Race condition between snapd and NM when providing permissions


#1

Cellular connection with a modem (using NM/MM snaps) fails on boot. There is a strange error from pppd about not being able to connect to the modem port. But there are no apparmor denials. It looks as some sort of race condition:

$ nmcli c add type gsm ifname ttyACM0 con-name pepe apn gprs.pepephone.com
$ sudo journalctl -u snap.network-manager.networkmanager.service --no-pager
...
Mar 12 08:10:54 localhost.localdomain pppd[3508]: pppd 2.4.7 started by root, uid 0
Mar 12 08:10:54 localhost.localdomain pppd[3508]: Failed to open /dev/ttyACM0: Operation not permitted
...

strace revels it is an EPERM error:

[pid 3515] open("/dev/ttyACM0", O_RDWR|O_NONBLOCK) = -1 EPERM (Operation not permitted)
[pid 3515] gettimeofday({1520845102, 49471}, NULL) = 0
[pid 3515] send(3<socket:[25315]>, "<147>Mar 12 08:58:22 pppd[3515]: Failed to open /dev/ttyACM0: Operation not permitted", 85, MSG_NOSIGNAL) = 85
[pid 3515] write(1<socket:[19920]>, "Failed to open /dev/ttyACM0: Operation not permitted", 52) = 52

And, surprisingly, doing something like:

$ sudo snap run --shell network-manager.networkmanager
root@localhost:/home/test# exit

Makes the error vanish, and in next connection re-try pppd is able to open the modem port.
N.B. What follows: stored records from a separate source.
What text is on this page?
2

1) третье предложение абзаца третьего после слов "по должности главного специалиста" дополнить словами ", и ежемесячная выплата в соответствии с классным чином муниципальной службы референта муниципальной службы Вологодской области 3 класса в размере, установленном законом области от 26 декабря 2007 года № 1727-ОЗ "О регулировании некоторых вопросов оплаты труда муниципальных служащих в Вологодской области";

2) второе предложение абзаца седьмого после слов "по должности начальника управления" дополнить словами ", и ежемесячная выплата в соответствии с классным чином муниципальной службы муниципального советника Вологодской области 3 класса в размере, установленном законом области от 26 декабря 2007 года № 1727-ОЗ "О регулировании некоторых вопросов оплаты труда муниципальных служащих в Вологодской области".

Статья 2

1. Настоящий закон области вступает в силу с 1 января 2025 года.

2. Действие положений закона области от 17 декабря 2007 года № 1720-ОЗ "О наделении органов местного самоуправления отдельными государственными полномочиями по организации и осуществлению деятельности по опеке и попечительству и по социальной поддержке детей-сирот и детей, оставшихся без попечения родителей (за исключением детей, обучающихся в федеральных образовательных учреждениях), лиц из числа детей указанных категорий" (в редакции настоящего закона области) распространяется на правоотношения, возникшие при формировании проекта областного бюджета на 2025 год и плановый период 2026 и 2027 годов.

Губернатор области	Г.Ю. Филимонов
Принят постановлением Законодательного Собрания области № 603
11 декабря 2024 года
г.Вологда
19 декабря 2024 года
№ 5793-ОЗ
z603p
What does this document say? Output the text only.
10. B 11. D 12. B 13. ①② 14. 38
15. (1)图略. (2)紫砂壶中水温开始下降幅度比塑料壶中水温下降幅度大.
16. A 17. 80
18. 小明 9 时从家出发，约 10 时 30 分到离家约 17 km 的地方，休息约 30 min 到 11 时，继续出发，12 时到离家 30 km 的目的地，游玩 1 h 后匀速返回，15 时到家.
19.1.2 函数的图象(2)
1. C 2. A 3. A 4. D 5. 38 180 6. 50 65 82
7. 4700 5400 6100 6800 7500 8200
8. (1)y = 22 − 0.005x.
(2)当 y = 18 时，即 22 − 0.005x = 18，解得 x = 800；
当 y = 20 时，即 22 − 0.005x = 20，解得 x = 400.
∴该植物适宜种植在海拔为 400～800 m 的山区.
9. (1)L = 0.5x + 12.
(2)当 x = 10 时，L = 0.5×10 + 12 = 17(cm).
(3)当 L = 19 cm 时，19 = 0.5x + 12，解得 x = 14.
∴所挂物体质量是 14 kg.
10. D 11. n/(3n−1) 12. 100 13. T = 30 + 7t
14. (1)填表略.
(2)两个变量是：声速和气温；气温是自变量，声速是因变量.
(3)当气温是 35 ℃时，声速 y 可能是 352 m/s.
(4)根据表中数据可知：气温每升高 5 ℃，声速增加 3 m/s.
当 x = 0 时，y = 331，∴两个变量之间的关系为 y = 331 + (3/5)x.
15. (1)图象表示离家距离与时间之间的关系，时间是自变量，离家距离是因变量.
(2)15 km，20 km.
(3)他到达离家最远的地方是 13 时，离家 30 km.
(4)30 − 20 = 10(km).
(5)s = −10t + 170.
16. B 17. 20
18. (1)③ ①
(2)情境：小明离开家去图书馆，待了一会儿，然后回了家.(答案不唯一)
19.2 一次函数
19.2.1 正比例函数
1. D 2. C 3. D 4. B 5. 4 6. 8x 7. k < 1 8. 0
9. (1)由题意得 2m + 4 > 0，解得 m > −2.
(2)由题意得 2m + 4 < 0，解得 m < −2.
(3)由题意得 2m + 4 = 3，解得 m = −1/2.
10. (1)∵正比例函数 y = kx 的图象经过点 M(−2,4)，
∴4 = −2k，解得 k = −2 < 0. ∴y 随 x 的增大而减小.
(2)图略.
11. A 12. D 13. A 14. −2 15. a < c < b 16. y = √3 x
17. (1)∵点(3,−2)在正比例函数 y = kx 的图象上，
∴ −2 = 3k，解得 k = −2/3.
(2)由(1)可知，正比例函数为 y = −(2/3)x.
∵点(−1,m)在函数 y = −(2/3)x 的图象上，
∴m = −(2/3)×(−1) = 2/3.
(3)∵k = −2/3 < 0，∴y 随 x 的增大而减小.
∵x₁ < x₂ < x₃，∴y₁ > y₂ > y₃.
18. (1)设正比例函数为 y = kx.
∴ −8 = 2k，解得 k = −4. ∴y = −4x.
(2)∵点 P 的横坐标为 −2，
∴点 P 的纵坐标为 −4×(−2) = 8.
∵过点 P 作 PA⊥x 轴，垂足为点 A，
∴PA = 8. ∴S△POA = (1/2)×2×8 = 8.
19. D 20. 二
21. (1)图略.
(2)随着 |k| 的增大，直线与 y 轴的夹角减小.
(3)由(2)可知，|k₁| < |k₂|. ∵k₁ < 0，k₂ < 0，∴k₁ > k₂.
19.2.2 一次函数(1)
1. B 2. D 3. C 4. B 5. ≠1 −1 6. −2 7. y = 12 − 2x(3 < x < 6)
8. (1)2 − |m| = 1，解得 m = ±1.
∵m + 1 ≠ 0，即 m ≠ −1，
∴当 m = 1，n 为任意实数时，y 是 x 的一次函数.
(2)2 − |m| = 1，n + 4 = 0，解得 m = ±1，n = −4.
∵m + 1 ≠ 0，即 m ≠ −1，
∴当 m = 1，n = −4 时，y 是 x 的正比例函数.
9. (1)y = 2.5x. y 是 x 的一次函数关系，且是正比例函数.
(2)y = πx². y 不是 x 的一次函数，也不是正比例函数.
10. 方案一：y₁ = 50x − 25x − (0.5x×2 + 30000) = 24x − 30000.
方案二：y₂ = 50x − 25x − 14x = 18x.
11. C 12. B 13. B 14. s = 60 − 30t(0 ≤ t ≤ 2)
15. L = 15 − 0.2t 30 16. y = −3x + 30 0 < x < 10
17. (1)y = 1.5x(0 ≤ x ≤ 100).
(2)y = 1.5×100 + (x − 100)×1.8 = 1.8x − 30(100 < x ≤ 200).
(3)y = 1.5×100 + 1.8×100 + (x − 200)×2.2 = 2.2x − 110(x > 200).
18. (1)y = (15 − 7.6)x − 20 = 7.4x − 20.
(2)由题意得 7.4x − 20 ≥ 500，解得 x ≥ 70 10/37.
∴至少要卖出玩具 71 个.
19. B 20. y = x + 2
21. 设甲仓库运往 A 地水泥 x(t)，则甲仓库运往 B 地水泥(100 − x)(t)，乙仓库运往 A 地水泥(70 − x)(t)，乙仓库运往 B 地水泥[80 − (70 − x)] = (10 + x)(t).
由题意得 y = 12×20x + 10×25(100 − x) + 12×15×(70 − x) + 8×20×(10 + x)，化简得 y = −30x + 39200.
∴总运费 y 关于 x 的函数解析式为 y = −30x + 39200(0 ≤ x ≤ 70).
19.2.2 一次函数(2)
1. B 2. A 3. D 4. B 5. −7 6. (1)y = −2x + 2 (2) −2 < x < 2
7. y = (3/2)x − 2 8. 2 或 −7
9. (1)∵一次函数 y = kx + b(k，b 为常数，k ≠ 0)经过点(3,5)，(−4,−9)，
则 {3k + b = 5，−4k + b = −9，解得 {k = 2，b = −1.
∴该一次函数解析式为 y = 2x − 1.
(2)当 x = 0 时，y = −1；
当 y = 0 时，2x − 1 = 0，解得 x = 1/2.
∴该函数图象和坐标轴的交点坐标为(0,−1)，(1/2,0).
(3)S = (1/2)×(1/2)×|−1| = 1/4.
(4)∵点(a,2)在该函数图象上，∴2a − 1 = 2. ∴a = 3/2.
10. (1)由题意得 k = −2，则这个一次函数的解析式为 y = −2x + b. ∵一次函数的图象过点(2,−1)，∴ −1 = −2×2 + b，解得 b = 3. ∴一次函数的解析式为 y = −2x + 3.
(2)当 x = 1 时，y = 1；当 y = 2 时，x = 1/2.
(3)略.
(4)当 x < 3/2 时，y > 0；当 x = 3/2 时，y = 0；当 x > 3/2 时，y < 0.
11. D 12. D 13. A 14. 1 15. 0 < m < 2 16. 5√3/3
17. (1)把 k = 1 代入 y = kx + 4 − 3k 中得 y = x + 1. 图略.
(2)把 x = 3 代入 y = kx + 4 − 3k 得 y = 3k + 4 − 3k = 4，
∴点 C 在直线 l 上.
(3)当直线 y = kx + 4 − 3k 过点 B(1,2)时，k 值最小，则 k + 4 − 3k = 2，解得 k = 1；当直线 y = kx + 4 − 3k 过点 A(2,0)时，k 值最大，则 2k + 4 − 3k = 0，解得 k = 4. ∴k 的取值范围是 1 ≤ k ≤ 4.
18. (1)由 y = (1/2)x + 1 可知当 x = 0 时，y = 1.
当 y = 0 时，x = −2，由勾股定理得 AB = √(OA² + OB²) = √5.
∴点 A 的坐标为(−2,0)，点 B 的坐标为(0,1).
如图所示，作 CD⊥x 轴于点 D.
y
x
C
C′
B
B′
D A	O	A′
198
It looks like snap-confine loads something in the kernel that was missing when the NM daemon started.

The error also vanishes when:

  1. Restarting the NM daemon
  2. After introducing a delay of a few seconds before the NM daemon starts on boot

#2

Something interesting to keep in mind is that /dev/ttyACM0 takes a few seconds until it appears, as it is created by a separate daemon that sets some GPIO. And NM is probably starting before the device is created.


#3

It turns out that the reason for the EPERM error is device cgroup not being dynamic enough.

$ ls -l /dev/ttyACM*
crw-rw---- 1 root dialout 166, 0 Mar 14 10:43 /dev/ttyACM0
crw-rw---- 1 root dialout 166, 1 Mar 14 10:49 /dev/ttyACM1
crw-rw---- 1 root dialout 166, 2 Mar 14 10:42 /dev/ttyACM2
crw-rw---- 1 root dialout 166, 3 Mar 14 10:43 /dev/ttyACM3
crw-rw---- 1 root dialout 166, 4 Mar 14 10:43 /dev/ttyACM4

Content of NM original device cgroup, that was created before the /dev/ttyACM* devices were created:

$ cat /sys/fs/cgroup/devices/snap.network-manager.networkmanager/devices.list 
c 1:3 rwm
c 1:7 rwm
c 1:5 rwm
c 1:8 rwm
c 1:9 rwm
c 5:0 rwm
c 5:1 rwm
c 5:2 rwm
c 136:* rwm
c 137:* rwm
c 138:* rwm
c 139:* rwm
c 140:* rwm
c 141:* rwm
c 142:* rwm
c 143:* rwm
c 10:63 rwm
c 108:0 rwm
c 0:0 rwm

After re-loading policies:

$ sudo snap run --shell network-manager.networkmanager
root@localhost:/home/test# exit
$ cat /sys/fs/cgroup/devices/snap.network-manager.networkmanager/devices.list 
c 1:3 rwm
c 1:7 rwm
c 1:5 rwm
c 1:8 rwm
c 1:9 rwm
c 5:0 rwm
c 5:1 rwm
c 5:2 rwm
c 136:* rwm
c 137:* rwm
c 138:* rwm
c 139:* rwm
c 140:* rwm
c 141:* rwm
c 142:* rwm
c 143:* rwm
c 166:0 rwm
c 166:1 rwm
c 166:2 rwm
c 166:3 rwm
c 166:4 rwm
c 10:63 rwm
c 108:0 rwm
c 0:0 rwm

#4

I was using a non-syncronized with ubuntu core snapd version, which in the end made the udev rule created to re-load the device group call the old name for a binary
(/usr/lib/snapd/snappy-app-dev instead of /lib/udev/snappy-app-dev). So case closed here, thanks to the Core team for helping.